In turn, this year I have turned from my well-worn Sadlier Oxford books and have instead had students reference their independent reading books for new words. Students develop their own lists of eight words every other week. My goal in doing this is not only to have students slow down their reading, but to also expose them to diction and complexity within their independent books. Once again, like many of the mini-lessons within the workshop classroom, this practice also turns into a lesson on craft and intention within a writer’s work.
Too often students skim over large words, failing to activate context clues and prior knowledge to help them draw out meaning. By creating vocabulary lists, students must practice these skills while also recording definitions, synonyms, passages, and parts of speech.
The benefit is twofold: students have a say in their vocabulary and immediately see both the relevance and payoff of understanding a new word.

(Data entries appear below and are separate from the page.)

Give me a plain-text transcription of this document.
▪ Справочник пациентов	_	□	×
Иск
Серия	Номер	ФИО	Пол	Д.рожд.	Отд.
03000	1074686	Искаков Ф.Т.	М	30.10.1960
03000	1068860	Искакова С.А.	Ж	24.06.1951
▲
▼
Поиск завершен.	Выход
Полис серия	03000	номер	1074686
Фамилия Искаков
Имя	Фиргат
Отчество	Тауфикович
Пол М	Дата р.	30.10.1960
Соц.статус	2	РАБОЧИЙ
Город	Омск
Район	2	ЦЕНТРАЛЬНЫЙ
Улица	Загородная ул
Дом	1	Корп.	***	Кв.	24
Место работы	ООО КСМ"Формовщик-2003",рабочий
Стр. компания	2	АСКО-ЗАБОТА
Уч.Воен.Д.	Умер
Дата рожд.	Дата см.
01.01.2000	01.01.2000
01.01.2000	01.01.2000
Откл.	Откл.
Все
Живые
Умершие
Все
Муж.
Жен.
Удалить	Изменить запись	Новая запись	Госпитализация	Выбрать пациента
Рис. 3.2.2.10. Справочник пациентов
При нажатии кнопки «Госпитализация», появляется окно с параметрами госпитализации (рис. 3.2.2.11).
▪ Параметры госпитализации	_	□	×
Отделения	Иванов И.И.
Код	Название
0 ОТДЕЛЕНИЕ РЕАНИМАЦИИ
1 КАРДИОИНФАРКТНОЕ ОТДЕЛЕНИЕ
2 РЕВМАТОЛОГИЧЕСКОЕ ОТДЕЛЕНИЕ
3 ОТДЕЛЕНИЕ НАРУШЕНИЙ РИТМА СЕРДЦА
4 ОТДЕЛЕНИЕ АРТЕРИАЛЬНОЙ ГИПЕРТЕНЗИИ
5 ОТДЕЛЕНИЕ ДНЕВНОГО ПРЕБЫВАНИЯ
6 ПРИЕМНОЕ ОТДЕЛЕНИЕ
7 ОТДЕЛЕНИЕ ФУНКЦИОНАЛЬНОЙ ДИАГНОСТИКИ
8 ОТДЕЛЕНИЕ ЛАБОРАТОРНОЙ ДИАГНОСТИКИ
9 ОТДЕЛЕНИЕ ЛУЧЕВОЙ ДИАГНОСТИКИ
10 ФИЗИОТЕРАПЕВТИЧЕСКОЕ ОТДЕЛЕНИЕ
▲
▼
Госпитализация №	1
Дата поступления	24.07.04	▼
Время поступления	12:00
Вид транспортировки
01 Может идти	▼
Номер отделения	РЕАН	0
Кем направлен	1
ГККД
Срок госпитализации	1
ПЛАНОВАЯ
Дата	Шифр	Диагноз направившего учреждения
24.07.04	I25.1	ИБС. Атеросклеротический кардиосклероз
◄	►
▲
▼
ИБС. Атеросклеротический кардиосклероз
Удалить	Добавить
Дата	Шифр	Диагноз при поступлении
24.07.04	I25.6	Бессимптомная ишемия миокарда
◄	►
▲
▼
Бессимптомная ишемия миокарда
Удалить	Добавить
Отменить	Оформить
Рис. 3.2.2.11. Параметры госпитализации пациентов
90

At the same time, having independent vocabulary lists eliminates cheating and encourages independence. Instead of worrying about students’ wandering eyes during quizzes, I spend time helping students understand the words they have picked. In addition, independent vocabulary lists provide insight into students’ reading levels and comprehension. I have learned more about my students’ reading lives simply by becoming aware of the words they find challenging.
Every other week, students complete a summative assessment that helps gauge their understanding of their eight vocabulary words. Two weeks ago I had students complete “Rock and Roll Vocabulary,” an activity that requires students to roll dice and answer questions about their vocabulary corresponding to specific numbers. This week students will complete a grid about various words.
While I am still new to this vocabulary approach, I feel confident in my students’ choices. Oftentimes I have seen the typical “SAT words” pop up in multiple lists, reinforcing that students will indeed choose challenging vocabulary. The process is far from perfect, and my students and I are still ironing out some of the flaws. Some students intentionally pick easy words, but the next assessment will require them to rank the difficulty of their words. In addition, I allow retakes of vocabulary summative assessments considering students made a “good faith effort” according to our school’s retake policy. Finally, not all independent books offer complex language, which can be a struggle for students who love the content yet can’t seem to find their eight or so words. In those instances, students may pull from in-class readings, articles, and textbooks. If they still struggle, I have books of SAT vocabulary they may choose from instead.
While this method of teaching is somewhat nontraditional, it provides students with continued say in their education. Not only are they empowered by their newfound words, but also by the end, I hope my students will see that reading truly does increase one’s vocabulary.